This is my source code for my master at École de Technologie Supérieure in partnership with Desjardins.
The goal was to create a proof of concept to determine if it is possible to anonymize french audio recordings.
The code is separated as followed :
- fa : Code used to evaluate two Forced Alignment (FA) algorithms
- ner : Code used to train and evaluate three Named Entity Recognition (NER) models
- pipeline : Code used to create the docker image to anonymize audio recordings
- annotations : Manually annotated speech corpora gold annotations. See Datasets section for more details.
The pipeline is usable via a Docker image. Please refer to the official documentation for more details on how to install Docker.
Firstly, build the docker image.
cd pipeline
docker build --tag pipeline .
Secondly, download the trained NER models on Zenodo.
Thirdly, allow the docker image to use your GPU.
curl -s -L https://nvidia.github.io/nvidia-container-runtime/gpgkey | sudo apt-key add -
distribution=$(. /etc/os-release;echo $ID$VERSION_ID)
curl -s -L https://nvidia.github.io/nvidia-container-runtime/$distribution/nvidia-container-runtime.list |\
sudo tee /etc/apt/sources.list.d/nvidia-container-runtime.list
sudo apt-get update
sudo apt-get install nvidia-container-runtime
sudo systemctl stop docker
sudo systemctl start docker
Now, you can use the pipeline.
docker run -it -v [PATH_TO_DATA_TO_ANONYMIZE]:/input \
-v [PATH_TO_TMP_FA_ALGO_OUTPUT]:/align \
-v [PATH_TO_NER_MODELS_DIR]:/ner_models \
-v [PATH_TO_PIPELINE_OUTPUT]:/redact \
--gpus device=0 pipeline
The input directory contains the audio with its corresponding transcription.
The audio file format is wav.

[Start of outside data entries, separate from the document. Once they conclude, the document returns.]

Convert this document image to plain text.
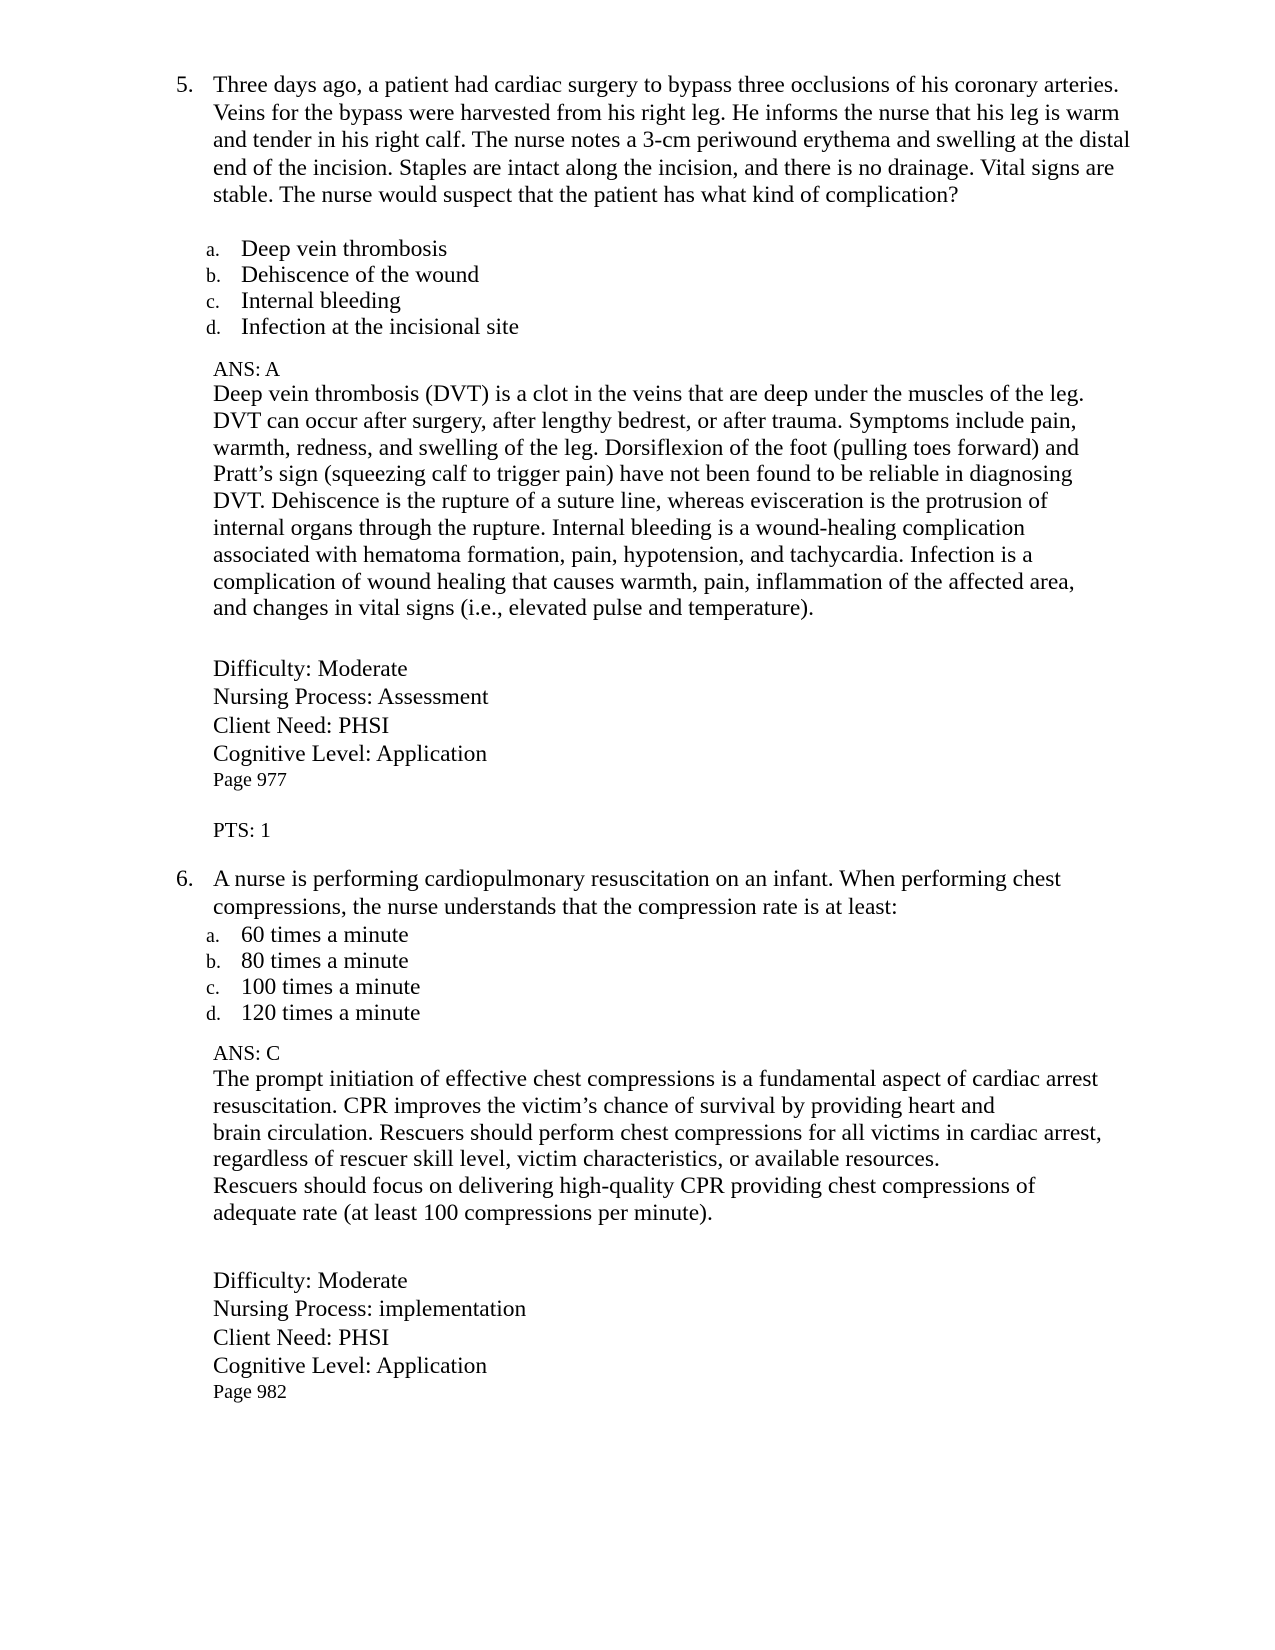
5. Three days ago, a patient had cardiac surgery to bypass three occlusions of his coronary arteries. Veins for the bypass were harvested from his right leg. He informs the nurse that his leg is warm and tender in his right calf. The nurse notes a 3-cm periwound erythema and swelling at the distal end of the incision. Staples are intact along the incision, and there is no drainage. Vital signs are stable. The nurse would suspect that the patient has what kind of complication?
a. Deep vein thrombosis
b. Dehiscence of the wound
c. Internal bleeding
d. Infection at the incisional site
ANS: A
Deep vein thrombosis (DVT) is a clot in the veins that are deep under the muscles of the leg.
DVT can occur after surgery, after lengthy bedrest, or after trauma. Symptoms include pain,
warmth, redness, and swelling of the leg. Dorsiflexion of the foot (pulling toes forward) and
Pratt’s sign (squeezing calf to trigger pain) have not been found to be reliable in diagnosing
DVT. Dehiscence is the rupture of a suture line, whereas evisceration is the protrusion of
internal organs through the rupture. Internal bleeding is a wound-healing complication
associated with hematoma formation, pain, hypotension, and tachycardia. Infection is a
complication of wound healing that causes warmth, pain, inflammation of the affected area,
and changes in vital signs (i.e., elevated pulse and temperature).
Difficulty: Moderate
Nursing Process: Assessment
Client Need: PHSI
Cognitive Level: Application
Page 977
PTS: 1
6. A nurse is performing cardiopulmonary resuscitation on an infant. When performing chest compressions, the nurse understands that the compression rate is at least:
a. 60 times a minute
b. 80 times a minute
c. 100 times a minute
d. 120 times a minute
ANS: C
The prompt initiation of effective chest compressions is a fundamental aspect of cardiac arrest
resuscitation. CPR improves the victim’s chance of survival by providing heart and
brain circulation. Rescuers should perform chest compressions for all victims in cardiac arrest,
regardless of rescuer skill level, victim characteristics, or available resources.
Rescuers should focus on delivering high-quality CPR providing chest compressions of
adequate rate (at least 100 compressions per minute).
Difficulty: Moderate
Nursing Process: implementation
Client Need: PHSI
Cognitive Level: Application
Page 982
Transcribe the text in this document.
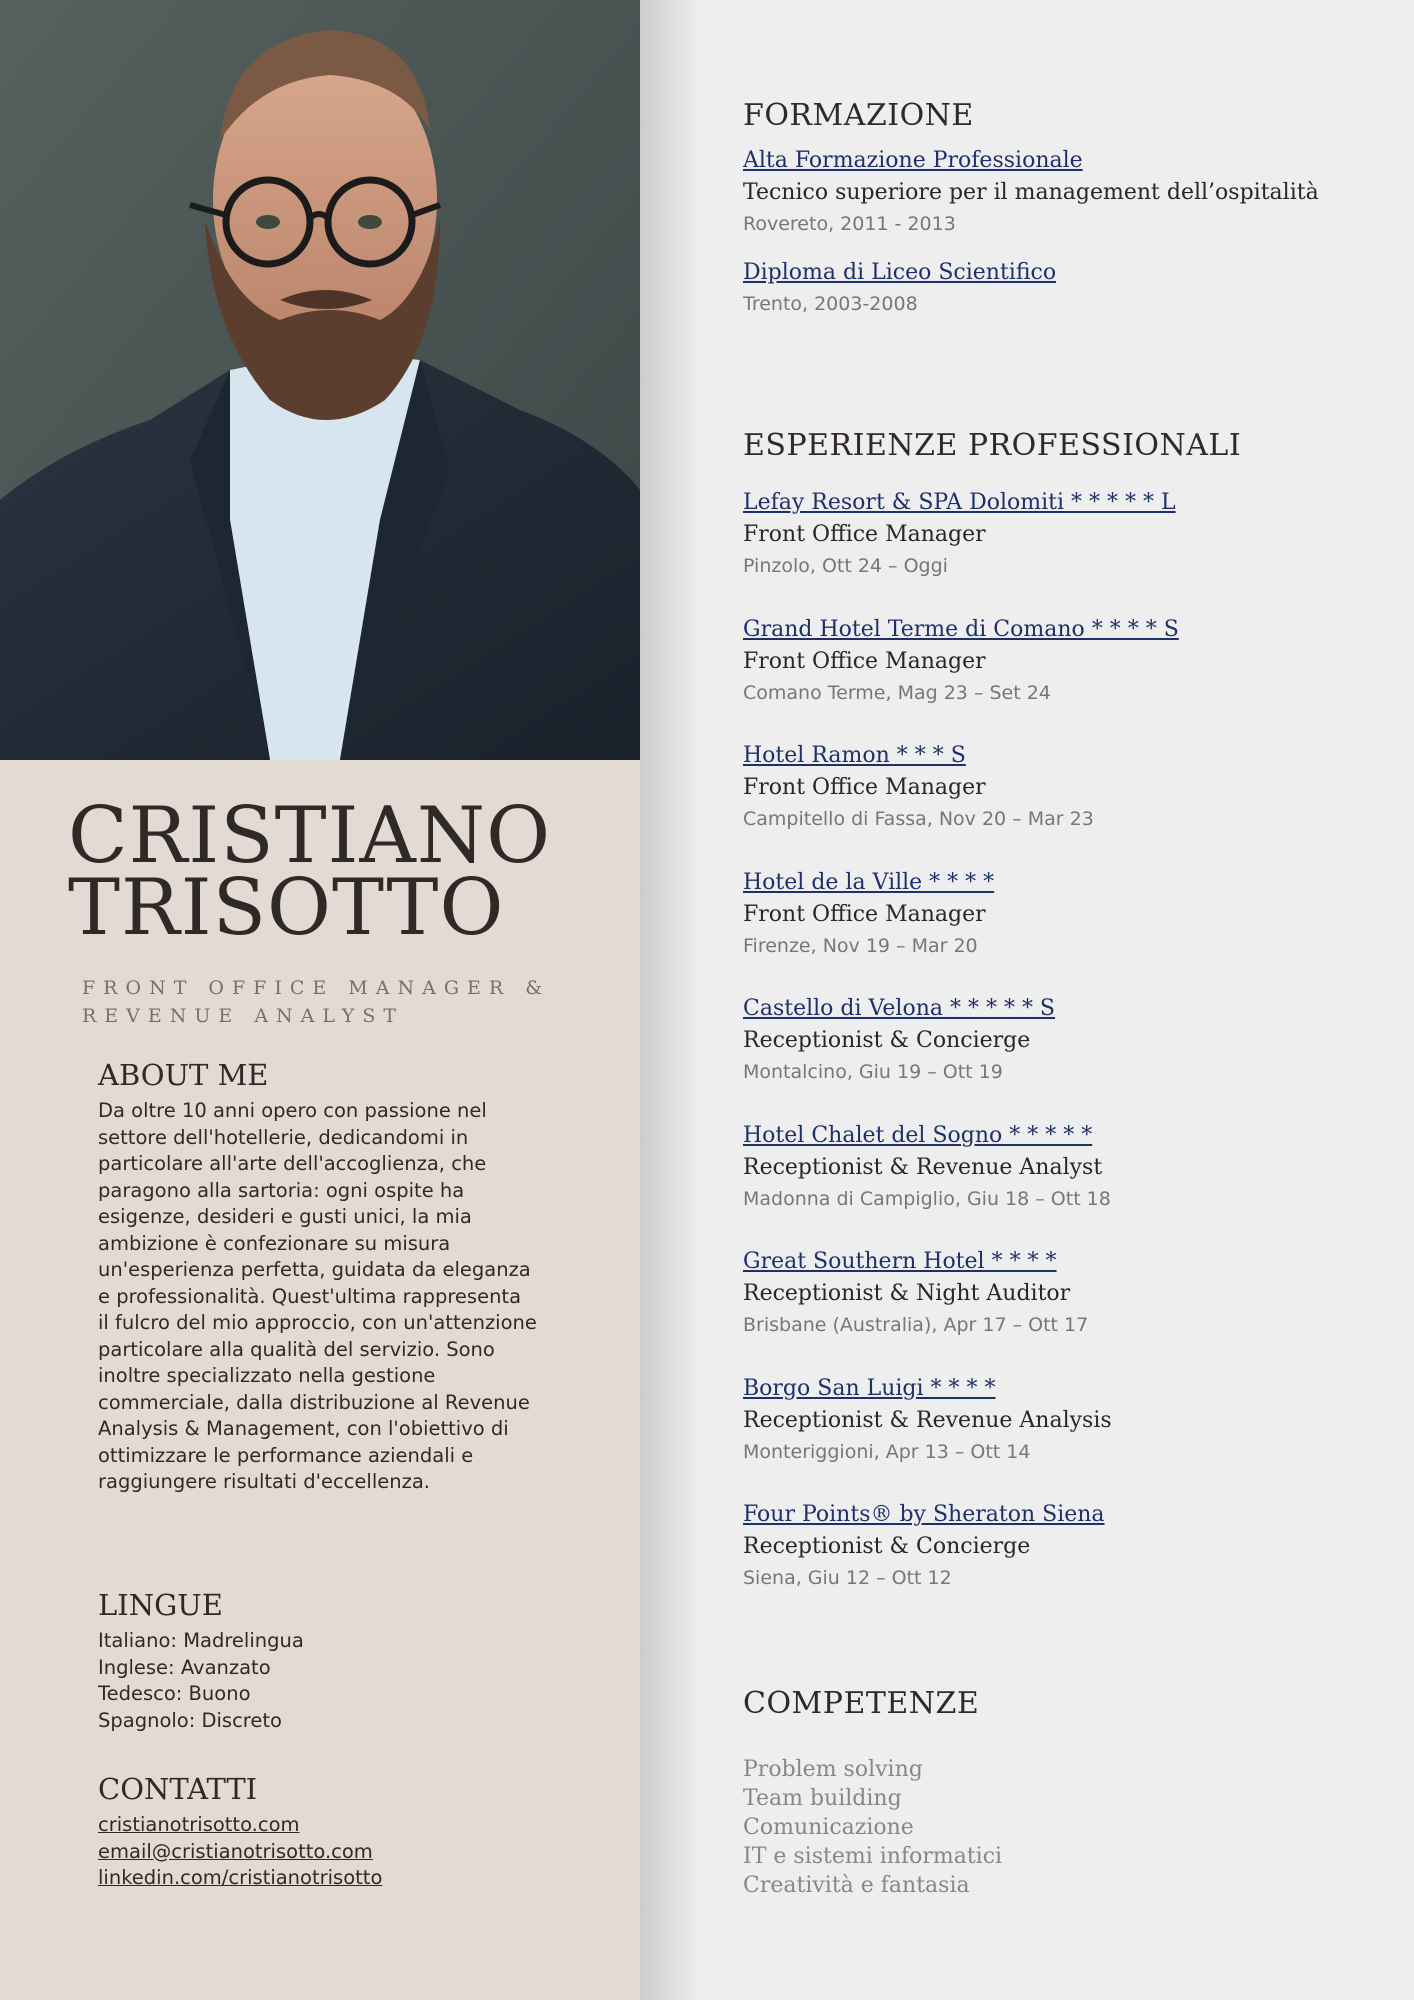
CRISTIANO
TRISOTTO
FRONT OFFICE MANAGER & REVENUE ANALYST
ABOUT ME

Da oltre 10 anni opero con passione nel settore dell'hotellerie, dedicandomi in particolare all'arte dell'accoglienza, che paragono alla sartoria: ogni ospite ha esigenze, desideri e gusti unici, la mia ambizione è confezionare su misura un'esperienza perfetta, guidata da eleganza e professionalità. Quest'ultima rappresenta il fulcro del mio approccio, con un'attenzione particolare alla qualità del servizio. Sono inoltre specializzato nella gestione commerciale, dalla distribuzione al Revenue Analysis & Management, con l'obiettivo di ottimizzare le performance aziendali e raggiungere risultati d'eccellenza.

LINGUE
Italiano: Madrelingua
Inglese: Avanzato
Tedesco: Buono
Spagnolo: Discreto
CONTATTI
cristianotrisotto.com
email@cristianotrisotto.com
linkedin.com/cristianotrisotto
FORMAZIONE
Alta Formazione Professionale
Tecnico superiore per il management dell’ospitalità
Rovereto, 2011 - 2013
Diploma di Liceo Scientifico
Trento, 2003-2008
ESPERIENZE PROFESSIONALI
Lefay Resort & SPA Dolomiti * * * * * L
Front Office Manager
Pinzolo, Ott 24 – Oggi
Grand Hotel Terme di Comano * * * * S
Front Office Manager
Comano Terme, Mag 23 – Set 24
Hotel Ramon * * * S
Front Office Manager
Campitello di Fassa, Nov 20 – Mar 23
Hotel de la Ville * * * *
Front Office Manager
Firenze, Nov 19 – Mar 20
Castello di Velona * * * * * S
Receptionist & Concierge
Montalcino, Giu 19 – Ott 19
Hotel Chalet del Sogno * * * * *
Receptionist & Revenue Analyst
Madonna di Campiglio, Giu 18 – Ott 18
Great Southern Hotel * * * *
Receptionist & Night Auditor
Brisbane (Australia), Apr 17 – Ott 17
Borgo San Luigi * * * *
Receptionist & Revenue Analysis
Monteriggioni, Apr 13 – Ott 14
Four Points® by Sheraton Siena
Receptionist & Concierge
Siena, Giu 12 – Ott 12
COMPETENZE
Problem solving
Team building
Comunicazione
IT e sistemi informatici
Creatività e fantasia
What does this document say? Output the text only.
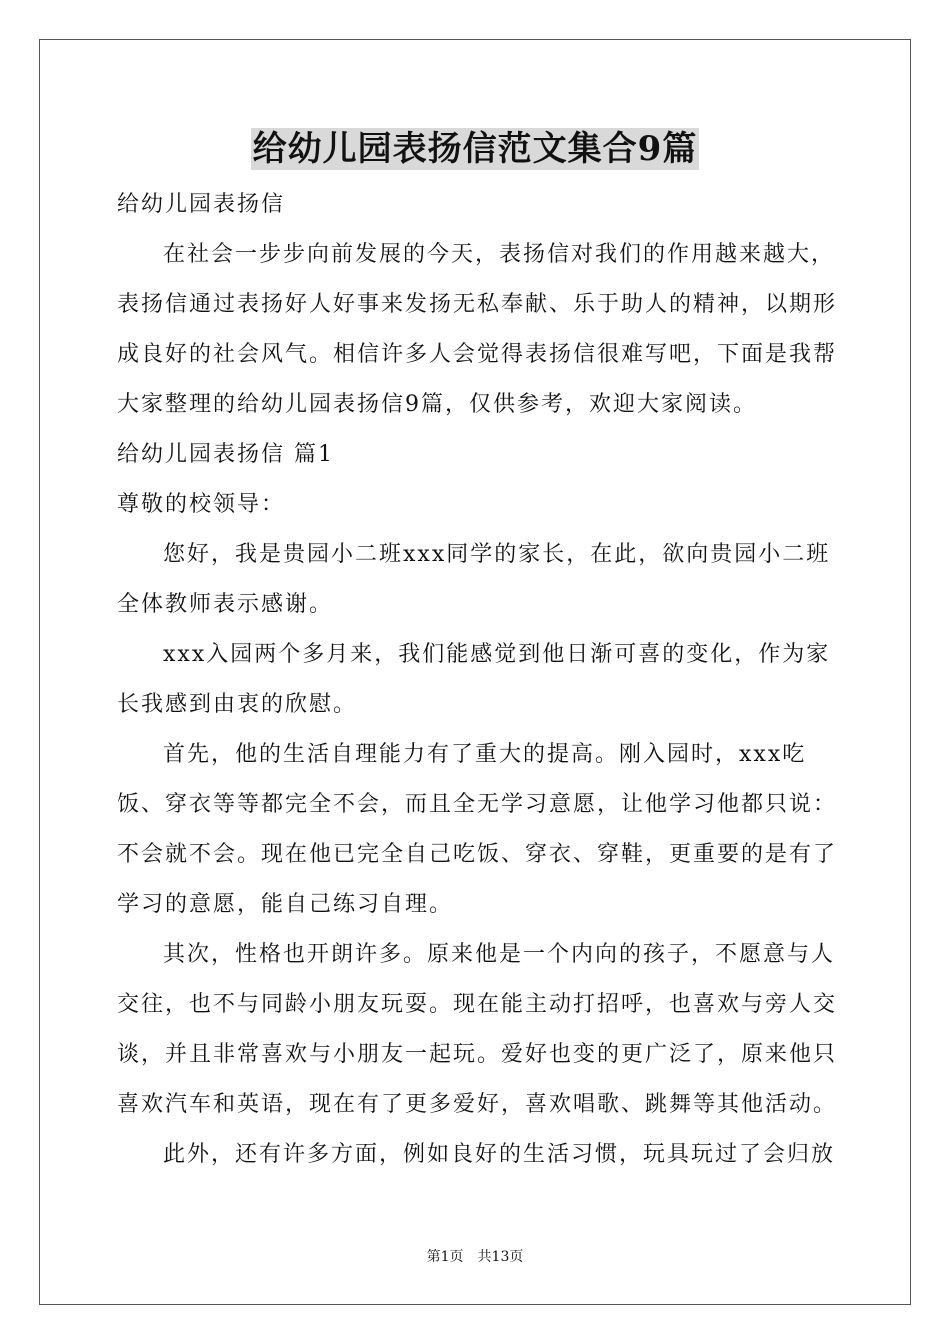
给幼儿园表扬信范文集合9篇
给幼儿园表扬信

在社会一步步向前发展的今天，表扬信对我们的作用越来越大，表扬信通过表扬好人好事来发扬无私奉献、乐于助人的精神，以期形成良好的社会风气。相信许多人会觉得表扬信很难写吧，下面是我帮大家整理的给幼儿园表扬信9篇，仅供参考，欢迎大家阅读。

给幼儿园表扬信 篇1
尊敬的校领导：

您好，我是贵园小二班xxx同学的家长，在此，欲向贵园小二班全体教师表示感谢。

xxx入园两个多月来，我们能感觉到他日渐可喜的变化，作为家长我感到由衷的欣慰。

首先，他的生活自理能力有了重大的提高。刚入园时，xxx吃饭、穿衣等等都完全不会，而且全无学习意愿，让他学习他都只说：不会就不会。现在他已完全自己吃饭、穿衣、穿鞋，更重要的是有了学习的意愿，能自己练习自理。

其次，性格也开朗许多。原来他是一个内向的孩子，不愿意与人交往，也不与同龄小朋友玩耍。现在能主动打招呼，也喜欢与旁人交谈，并且非常喜欢与小朋友一起玩。爱好也变的更广泛了，原来他只喜欢汽车和英语，现在有了更多爱好，喜欢唱歌、跳舞等其他活动。

此外，还有许多方面，例如良好的生活习惯，玩具玩过了会归放

第1页　共13页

The transcription file format is TextGrid. Both files must have the same name. For example, if the audio file is named example.wav, the transcription must be named example.TextGrid.
Here is an example of a Textgrid file :
File type = "ooTextFile"
Object class = "TextGrid"
xmin = 0.000000
xmax = 4.803000
tiers? <exists>
size = 1
item []:
item [1]:
class = "IntervalTier"
name = "spkr_1_1-trans"
xmin = 0.000000
xmax = 4.803000
intervals: size = 3
intervals [1]:
xmin = 0.000000
xmax = 0.500000
text = ""
intervals [2]:
xmin = 0.500000
xmax = 4.303000
text = "This is an example of someone talking for approximately four seconds"
intervals [3]:
xmin = 4.303000
xmax = 4.803000
text = ""
Note that to work directly with our pipeline, the interval name containing the transcription must be named spkr_1_1-trans.
I used two datasets for this project.
The first one is FrenNER to train the NER models.
The second one is based on NCCFR to evaluate the FA algorithms and pipeline. For more details on how to generate the dataset, check annotations folder.
Part of matching between the predictions with the gold standard annotations was done by hand to ensure a good evaluation of the pipeline.